Bing: It was hard then. But after the Cultural Revolution, when I was around eight, China decided to open out, and we got more information flowing in. I remember once people rushed into bookshops buying English dictionaries. I even bought one when I was only eight. It was a time of great excitement that continued through my university time. So many foreign books translated into Chinese. So much new thinking, taboos were lifted, such as talking about sex or the Chinese political system. Much of what happened would certainly be banned today. It has gone back to 1984.
I feel lucky. I have more freedom here.
Phil: Another question… In London we’re very cosmopolitan, and if you come from China, ten minutes later you’re a Londoner, because we’re all Londoners here. But living in Swindon, do you feel very Chinese Do you feel different?

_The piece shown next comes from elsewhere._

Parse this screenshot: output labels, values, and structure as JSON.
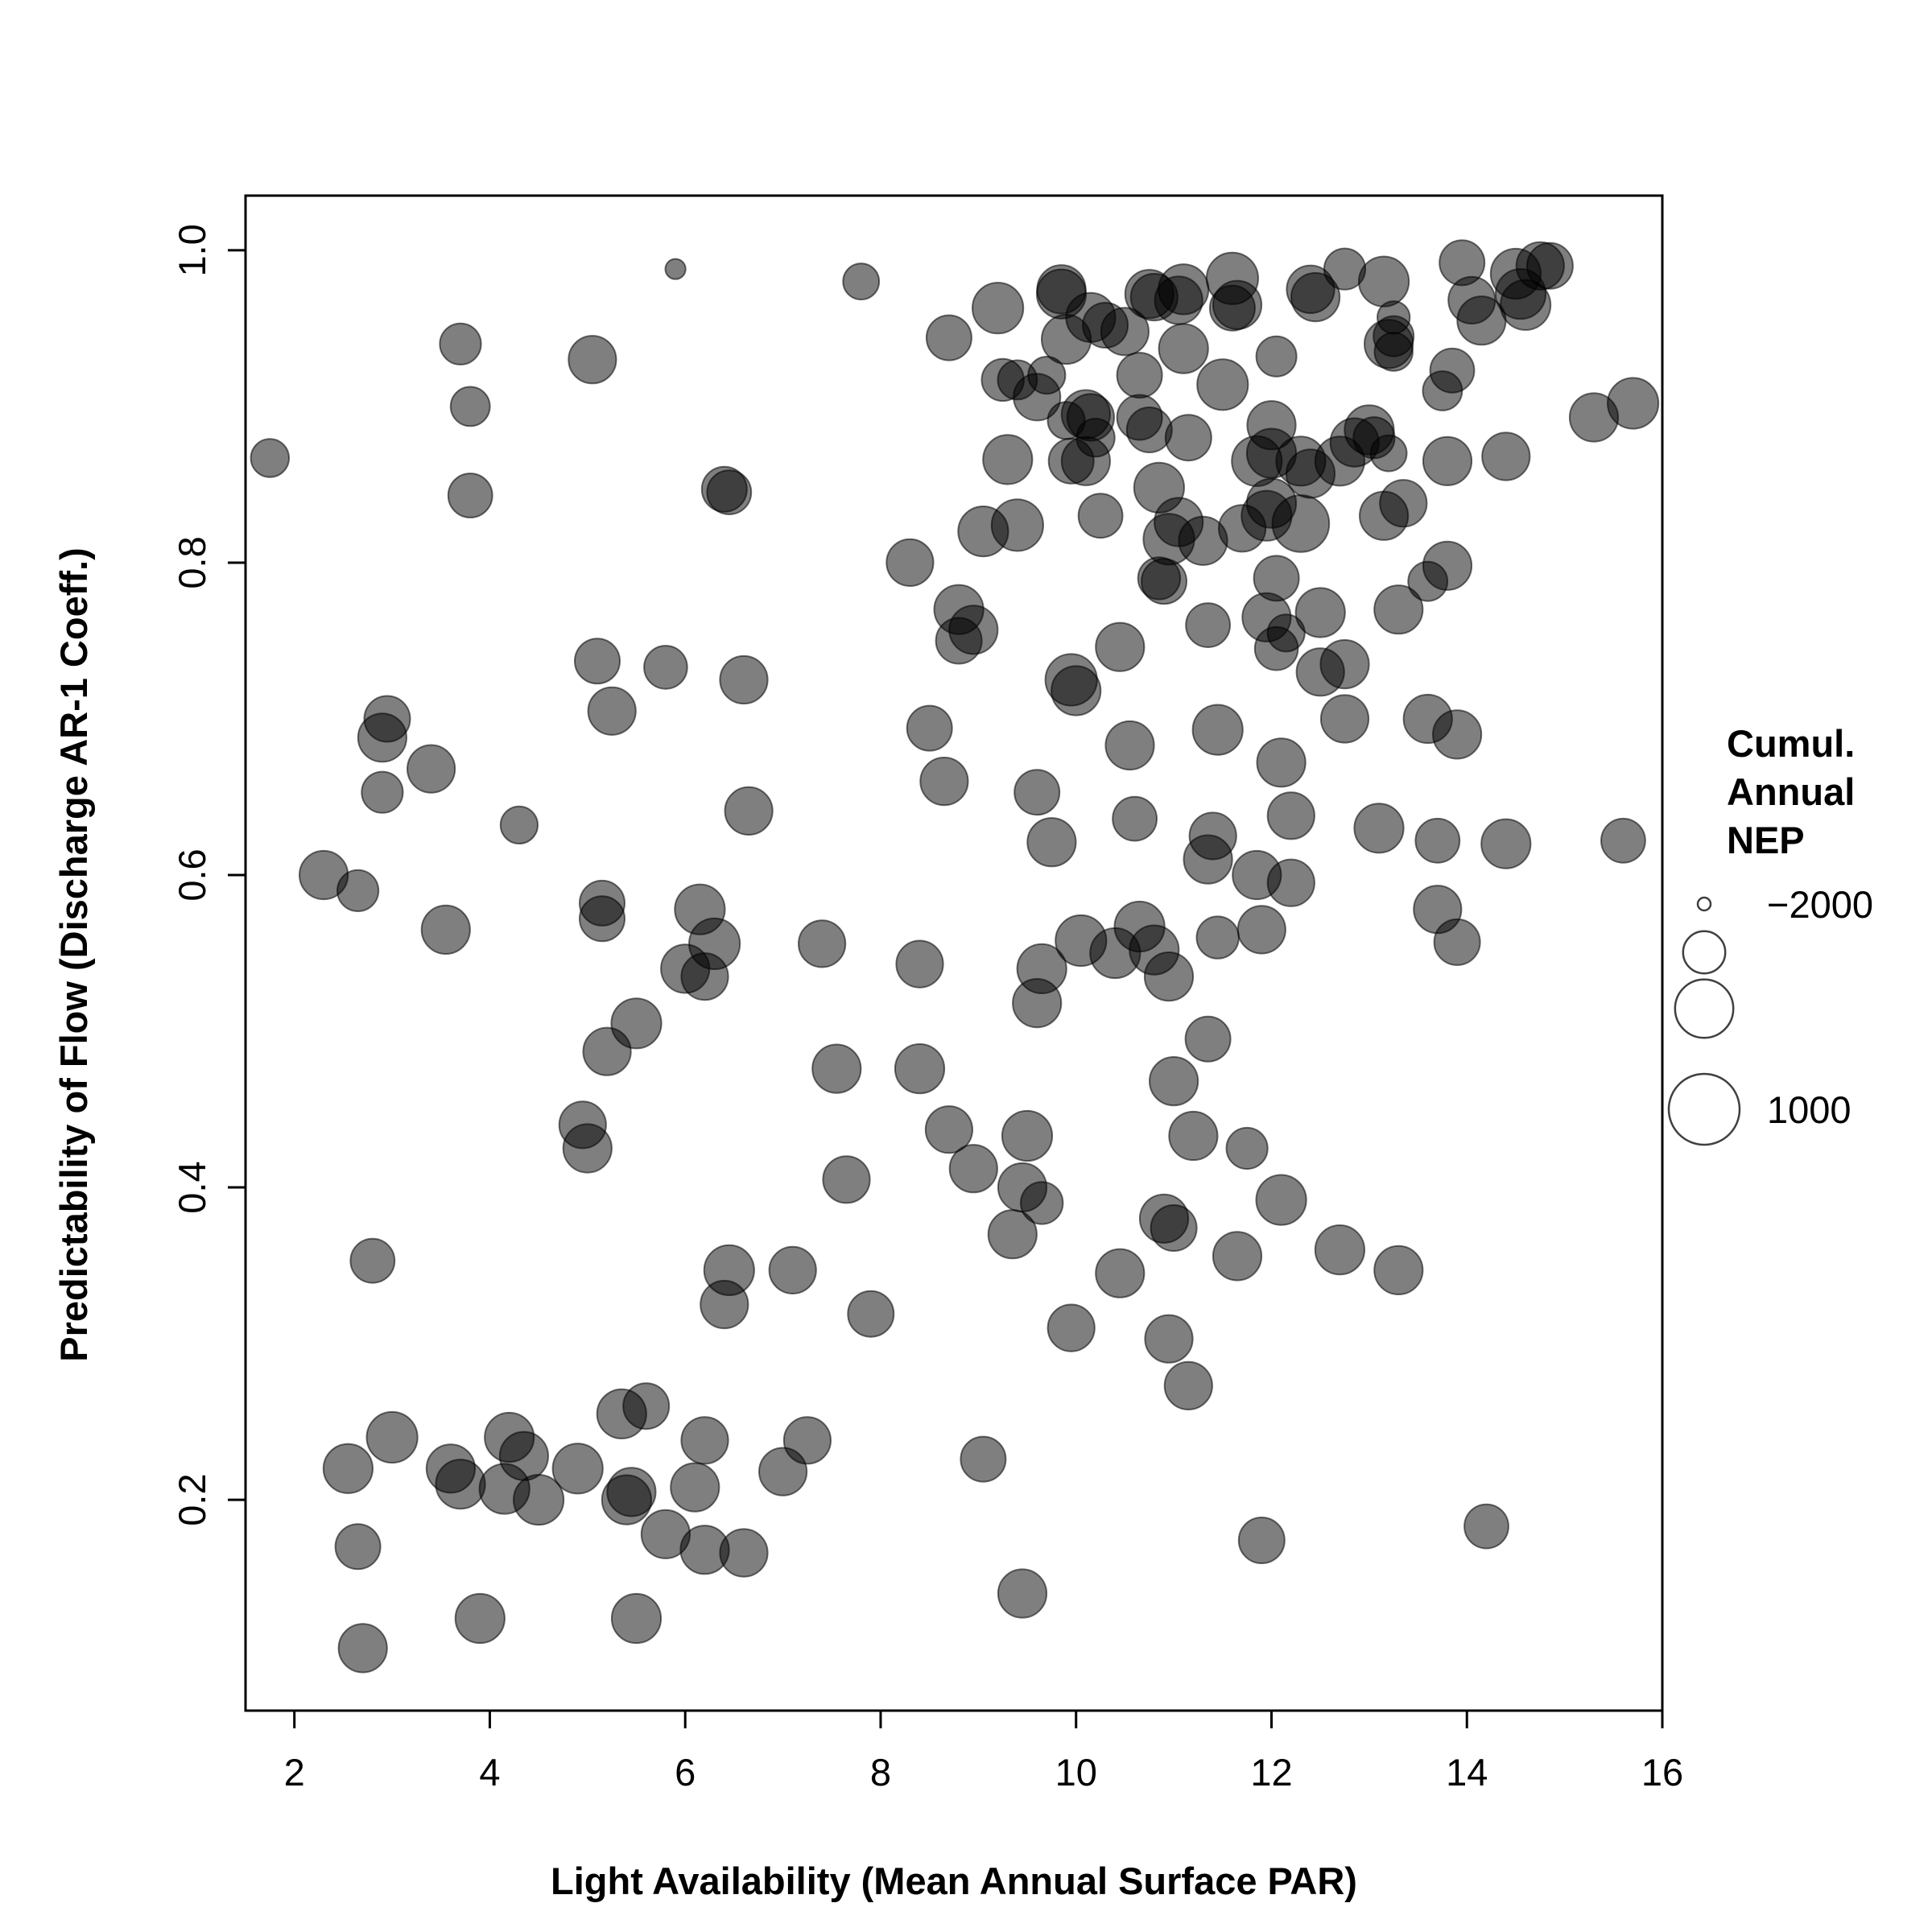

Bing: Swindon’s home. I live and paint here, but I don’t have time to do other things… although I do go to the gym and swim. I now spend lots of time in Birmingham through exhibiting there. I do like London.
Phil: And your direction going on from here? You’re exploring new directions; are you listening to your spirit guide?
Bing: You’re right. New interpretation, new thinking, new method… I carry on with it, where my drawing and painting are taking me. That certainly won’t stop.
Paul: Artists never retire. Impossible.
Bing: True. No return.
Phil and Paul: Thanks for your insights Bing. We must do this again in another two years, meanwhile we’ll follow your developments eagerly.